流民的情緒越來越激動,開始沖擊倉門,周猛帶來的兵卒根本攔不住,眼看就要失守。

雲英急得直跺腳:“小娘子,咱們快從後墻跑吧!”

王珩卻搖了搖頭,她看著那些面黃肌瘦的流民,看著他們凍裂的手腳和絕望的眼神,突然有了主意。

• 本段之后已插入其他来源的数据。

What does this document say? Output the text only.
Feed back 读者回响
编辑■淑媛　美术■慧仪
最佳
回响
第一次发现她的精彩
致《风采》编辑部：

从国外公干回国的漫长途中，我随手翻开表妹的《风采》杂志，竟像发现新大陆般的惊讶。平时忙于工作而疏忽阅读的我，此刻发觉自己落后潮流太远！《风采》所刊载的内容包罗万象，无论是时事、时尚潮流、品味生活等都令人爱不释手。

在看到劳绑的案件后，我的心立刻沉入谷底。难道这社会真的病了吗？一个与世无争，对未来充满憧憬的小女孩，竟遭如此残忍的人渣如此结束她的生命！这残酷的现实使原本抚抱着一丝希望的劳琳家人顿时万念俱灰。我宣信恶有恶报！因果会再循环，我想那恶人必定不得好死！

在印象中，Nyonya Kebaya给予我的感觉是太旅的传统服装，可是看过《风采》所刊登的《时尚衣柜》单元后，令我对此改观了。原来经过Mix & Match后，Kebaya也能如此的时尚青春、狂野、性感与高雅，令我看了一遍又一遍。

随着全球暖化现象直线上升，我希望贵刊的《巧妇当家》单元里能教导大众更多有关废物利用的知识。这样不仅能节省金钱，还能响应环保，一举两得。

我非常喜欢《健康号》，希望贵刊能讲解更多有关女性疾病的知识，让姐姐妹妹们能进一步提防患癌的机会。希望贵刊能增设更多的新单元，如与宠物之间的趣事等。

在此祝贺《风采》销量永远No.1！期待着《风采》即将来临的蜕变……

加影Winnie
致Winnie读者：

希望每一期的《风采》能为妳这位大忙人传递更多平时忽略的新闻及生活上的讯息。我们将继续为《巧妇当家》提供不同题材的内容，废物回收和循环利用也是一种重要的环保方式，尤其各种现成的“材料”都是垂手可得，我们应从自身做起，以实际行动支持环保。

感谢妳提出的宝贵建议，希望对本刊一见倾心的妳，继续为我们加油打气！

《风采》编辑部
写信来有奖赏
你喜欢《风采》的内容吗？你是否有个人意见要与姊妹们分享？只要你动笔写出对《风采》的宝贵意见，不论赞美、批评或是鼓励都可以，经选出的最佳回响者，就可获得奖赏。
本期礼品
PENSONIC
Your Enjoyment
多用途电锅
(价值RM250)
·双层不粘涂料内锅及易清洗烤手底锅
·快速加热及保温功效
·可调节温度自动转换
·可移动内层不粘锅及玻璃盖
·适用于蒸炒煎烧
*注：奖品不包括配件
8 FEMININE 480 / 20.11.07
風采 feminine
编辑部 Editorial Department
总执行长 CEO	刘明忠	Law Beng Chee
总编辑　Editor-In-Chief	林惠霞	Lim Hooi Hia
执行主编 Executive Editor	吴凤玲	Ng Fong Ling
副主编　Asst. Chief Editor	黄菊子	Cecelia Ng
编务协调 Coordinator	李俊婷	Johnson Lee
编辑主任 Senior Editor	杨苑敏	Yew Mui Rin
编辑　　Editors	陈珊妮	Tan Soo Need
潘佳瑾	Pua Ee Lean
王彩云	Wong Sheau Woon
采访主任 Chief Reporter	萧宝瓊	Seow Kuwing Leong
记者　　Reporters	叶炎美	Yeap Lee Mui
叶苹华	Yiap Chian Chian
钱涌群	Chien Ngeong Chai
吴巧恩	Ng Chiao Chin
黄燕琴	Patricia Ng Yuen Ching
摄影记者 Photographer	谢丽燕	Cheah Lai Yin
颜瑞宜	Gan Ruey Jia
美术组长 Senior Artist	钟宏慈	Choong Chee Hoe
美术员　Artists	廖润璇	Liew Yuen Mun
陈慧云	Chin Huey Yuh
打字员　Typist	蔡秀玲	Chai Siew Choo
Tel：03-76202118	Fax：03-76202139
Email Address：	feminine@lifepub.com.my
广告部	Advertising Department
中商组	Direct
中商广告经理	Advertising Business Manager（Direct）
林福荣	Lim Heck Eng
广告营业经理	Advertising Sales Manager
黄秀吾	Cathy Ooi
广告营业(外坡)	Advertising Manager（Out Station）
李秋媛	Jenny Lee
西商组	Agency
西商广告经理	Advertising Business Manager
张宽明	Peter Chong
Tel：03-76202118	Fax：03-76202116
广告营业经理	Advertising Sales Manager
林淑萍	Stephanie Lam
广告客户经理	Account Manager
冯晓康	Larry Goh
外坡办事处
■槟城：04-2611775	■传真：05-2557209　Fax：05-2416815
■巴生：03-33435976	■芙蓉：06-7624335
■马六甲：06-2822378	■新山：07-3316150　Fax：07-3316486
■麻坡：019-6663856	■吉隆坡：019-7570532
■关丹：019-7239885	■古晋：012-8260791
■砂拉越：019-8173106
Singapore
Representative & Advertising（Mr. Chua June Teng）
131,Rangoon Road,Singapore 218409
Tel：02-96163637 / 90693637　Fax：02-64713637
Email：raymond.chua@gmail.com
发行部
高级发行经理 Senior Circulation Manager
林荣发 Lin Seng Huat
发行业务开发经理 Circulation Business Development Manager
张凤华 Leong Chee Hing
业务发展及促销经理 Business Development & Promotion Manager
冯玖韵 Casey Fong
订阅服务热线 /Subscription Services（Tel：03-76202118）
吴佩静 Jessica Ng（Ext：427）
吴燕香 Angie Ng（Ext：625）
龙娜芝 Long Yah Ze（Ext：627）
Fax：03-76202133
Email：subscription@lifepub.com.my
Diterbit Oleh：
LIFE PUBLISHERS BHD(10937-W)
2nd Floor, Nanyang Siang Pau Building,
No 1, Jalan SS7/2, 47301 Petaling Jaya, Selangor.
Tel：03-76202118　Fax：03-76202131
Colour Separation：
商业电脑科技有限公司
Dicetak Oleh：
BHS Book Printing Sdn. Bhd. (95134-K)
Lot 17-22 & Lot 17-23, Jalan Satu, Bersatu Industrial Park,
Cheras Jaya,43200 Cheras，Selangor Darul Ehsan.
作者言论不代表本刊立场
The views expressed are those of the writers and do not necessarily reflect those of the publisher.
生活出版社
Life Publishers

她解下腰間的算盤,又讓翠兒遞過賬本,抽出糧袋上的麻繩,將賬本系在繩上,用力往倉外一揮。

賬本在空中展開,覆式記賬的T型賬戶在暮色裏格外清晰。

王珩站在倉頂,用盡全身力氣喊道:“父老鄉親們!你們看清楚了!這些不是官糧,是延州軍的軍餉!是守著咱們家門的將士們的救命糧!”

她指著糧袋上的“延州軍”三個字:“你們搶了這些糧,西夏的鐵蹄明天就會踏進你們家的田地,你們的妻兒老小都會成為刀下亡魂!你們要搶的,不是糧,是自己的活路啊!”

流民的騷動漸漸停了下來,那些煽動的漢子還在高喊,卻沒人再往前沖。一個衣衫襤褸的老者顫巍巍地走上前,看著空中展開的賬本,突然泣不成聲:“延州軍……我兒子就在延州軍啊……他三個月沒寄錢回家了,原來……原來是沒糧了……”

“我丈夫也在延州……”一個抱著孩子的婦人哭了起來,“他說只要有糧,就能打退西夏人……”

人群裏爆發出此起彼伏的啜泣聲,剛才還憤怒的流民,此刻都低下了頭,手裏的鋤頭扁擔掉了一地。那個煽動的隊正想溜,被幾個年輕力壯的流民按住,狠狠揍了一頓。

“小娘子!”老者突然對著倉頂跪下,身後的流民也跟著齊刷刷跪下,“是我們糊塗!差點壞了大事!我們願護著這些糧,等將士們來取!”

“對!我們護糧!”

“誰敢動這些糧,先踏過我們的屍體!”

夕陽的餘暉透過雲層灑下來,照在王珩的身上,給她蒼白的臉龐鍍上了一層金邊。她看著下方黑壓壓的人群,看著他們眼裏重新燃起的光,也忍不住牽起嘴角,淚花在眼眶打轉。

這可是流民啊,流民護糧,聞所未聞,可他們為了自己的家人,為了國家,寧願餓死也要守住這些糧食,百姓大義,這一刻讓王珩心底觸動極深。

司馬蓁遞過水壺,眼裏閃著敬佩的光:“你做到了。”

王珩喝了口水,看著遠處連綿的群山:“這只是開始。”她知道,藏在軍倉裏的齷齪遠不止這些,舊黨的反撲也會更加兇狠。但此刻,看著這些願意守護軍糧的流民,她突然有了底氣。

民心,才是最清楚的賬本。

夜色漸深,流民們自發在軍倉外搭起帳篷,燃起篝火,形成了一道人墻。

王珩坐在倉內整理賬目,周猛帶著兵卒送來熱湯,眼神裏滿是羞愧:“小娘子,我……我願戴罪立功,把李通判的罪證都交出來。”

王珩接過湯碗,暖意驅散了些許寒意:“把你知道的都寫下來吧。朝廷不會冤枉一個好人,也不會放過一個蛀蟲。”

雲英和司馬蓁在一旁核對著暗倉的糧食數目,算盤聲劈啪作響,在寂靜的夜裏格外清脆。翠兒則在給流民們分幹糧,時不時傳來幾句感激的話語。

王珩看著眼前的一切,突然覺得,這趟河北之行,值得。她的算盤不僅算清了賬目,更算出了人心,算出了那些藏在黑暗裏的光明。

只是她沒想到,更大的風暴,正在滄州城裏等著她們。李通判得知軍倉事發,竟聯合了西夏的細作,想要一把火燒了整個霸州軍倉,連同這裏的人和證據,一起化為灰燼。

深夜的風裏,隱隱傳來馬蹄聲,帶著死亡的氣息,正朝著軍倉的方向疾馳而來。